The Kruger Big Tuskers, such as the Magnificent Seven Elephants, are world famous.
These seven impressive elephant bulls, all with tusks weighing more than 50 kg each, were promoted in 1980 as the Magnificent Seven, based on the 1960 Hollywood film.
These seven elephants have all since died but you can still purchase paintings of them done by celebrated wildlife artist Paul Bosman and a book written by the park's Senior Research Officer, Dr Anthony Hall-Martin.
When each of these great elephants died their skulls and tusks were retrieved and are now on display in the Elephant Hall at Letaba Rest Camp.
The elephant hall holds the tusks of Dzombo, Kambaku, Mafunyane, Ndlulamithi, Shawu and Shingwedzi.
Joao broke both his tusks in 1984 and the tusks were never found, hence João is the only member of the Magnificent Seven who is not represented in the Letaba Elephant Hall.
Since the magnificent seven there have been other big tuskers in the Kruger such as Masbambela...
Only a handfull of people ever saw him and we took this photograph in April 2006 near Punda Maria just before he died in November 2006 near Shingwedzi.
Duke was another recent big tusker, who he broke both his tusks while roaming the area between Crocodile Bridge and Lower Sabie.
Duke died in 2011 - a ranger found his carcass on 01 October about 5 kilometers from Crocodile Bridge camp.
If you would like to read more about the big tuskers of the Kruger Park, please download the PDF document
Elephants may seem like 'gentle giants' but they can be provoked into angry attacks as this article in the Letaba museum shows...
These tourists got out their vehicle and were attacked by the elephant. Fortunately the two men were unharmed (physically that is, I don't know about mentally!) but their vehicle was a mess...
Elephants are part of The Big Five because they can be deadly if angered!
And please keep in mind that elephants are not the only animals you should be wary of - they are just one of the ten most dangerous safari animals in Africa!
The Kruger big tuskers were known to be placid and tolerant but any animal can become aggressive if annoyed or if it feels threatened.
Read question two of our interview with Daryl Balfour, a professional wildlife photographer, where he discusses his close call with Tshokwane, one of the Kruger's big tuskers
SANParks has included the following general rules for safe viewing of Kruger big tuskers and other elephants on the flyer.
You would be most wise to take note of them...
1. Be especially careful when approaching elephant breeding herds with small calves.
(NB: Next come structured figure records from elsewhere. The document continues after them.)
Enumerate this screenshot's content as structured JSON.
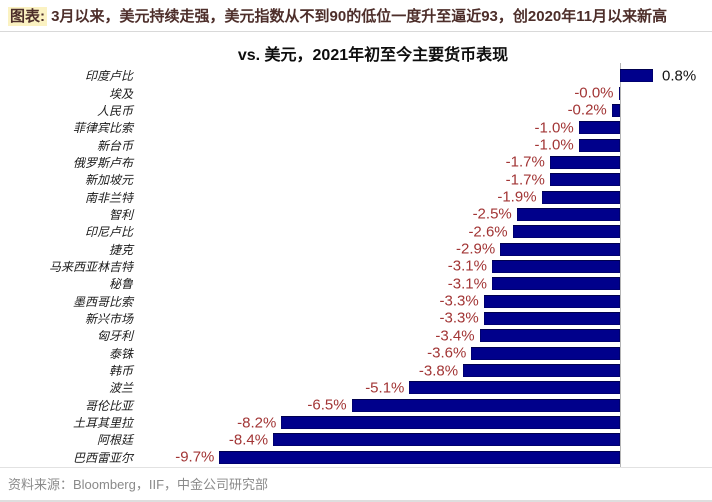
{
  "header": {
    "prefix": "图表:",
    "text": " 3月以来，美元持续走强，美元指数从不到90的低位一度升至逼近93，创2020年11月以来新高"
  },
  "footer": {
    "source_text": "资料来源：Bloomberg，IIF，中金公司研究部"
  },
  "colors": {
    "bar": "#00008B",
    "negative_label": "#a23535",
    "positive_label": "#141414",
    "header_text": "#4d2e2a",
    "header_highlight": "#fbf2c2"
  },
  "chart_data": {
    "type": "bar",
    "orientation": "horizontal",
    "title": "vs. 美元，2021年初至今主要货币表现",
    "xlabel": "",
    "ylabel": "",
    "unit": "%",
    "zero_line": true,
    "grid": false,
    "legend": null,
    "xlim": [
      -11.8,
      2.2
    ],
    "categories": [
      "印度卢比",
      "埃及",
      "人民币",
      "菲律宾比索",
      "新台币",
      "俄罗斯卢布",
      "新加坡元",
      "南非兰特",
      "智利",
      "印尼卢比",
      "捷克",
      "马来西亚林吉特",
      "秘鲁",
      "墨西哥比索",
      "新兴市场",
      "匈牙利",
      "泰铢",
      "韩币",
      "波兰",
      "哥伦比亚",
      "土耳其里拉",
      "阿根廷",
      "巴西雷亚尔"
    ],
    "values": [
      0.8,
      -0.0,
      -0.2,
      -1.0,
      -1.0,
      -1.7,
      -1.7,
      -1.9,
      -2.5,
      -2.6,
      -2.9,
      -3.1,
      -3.1,
      -3.3,
      -3.3,
      -3.4,
      -3.6,
      -3.8,
      -5.1,
      -6.5,
      -8.2,
      -8.4,
      -9.7
    ],
    "value_labels": [
      "0.8%",
      "-0.0%",
      "-0.2%",
      "-1.0%",
      "-1.0%",
      "-1.7%",
      "-1.7%",
      "-1.9%",
      "-2.5%",
      "-2.6%",
      "-2.9%",
      "-3.1%",
      "-3.1%",
      "-3.3%",
      "-3.3%",
      "-3.4%",
      "-3.6%",
      "-3.8%",
      "-5.1%",
      "-6.5%",
      "-8.2%",
      "-8.4%",
      "-9.7%"
    ]
  }
}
The matriarch – or other cows with calves – can become aggressive especially when small calves become separated from adults. Keep a safe distance.
2. Watch out for musth bulls. They are identified by the constant passing of small amounts of smelly urine on the ground and hind legs. When walking on the road they leave a characteristic trail of urine. Their temporal glands also exude dark liquid. Musth bulls can be aggressive and it is advisable to keep a safe distance.
3. Do not follow the elephants
4. Do not drive off the road
5. Respect elephants at all times.
6. Always allow the elephants the right of way.
7. Drive off slowly if they get too near.
8. Never cut off their path.
9. Do not rev your vehicle's engine near elephants.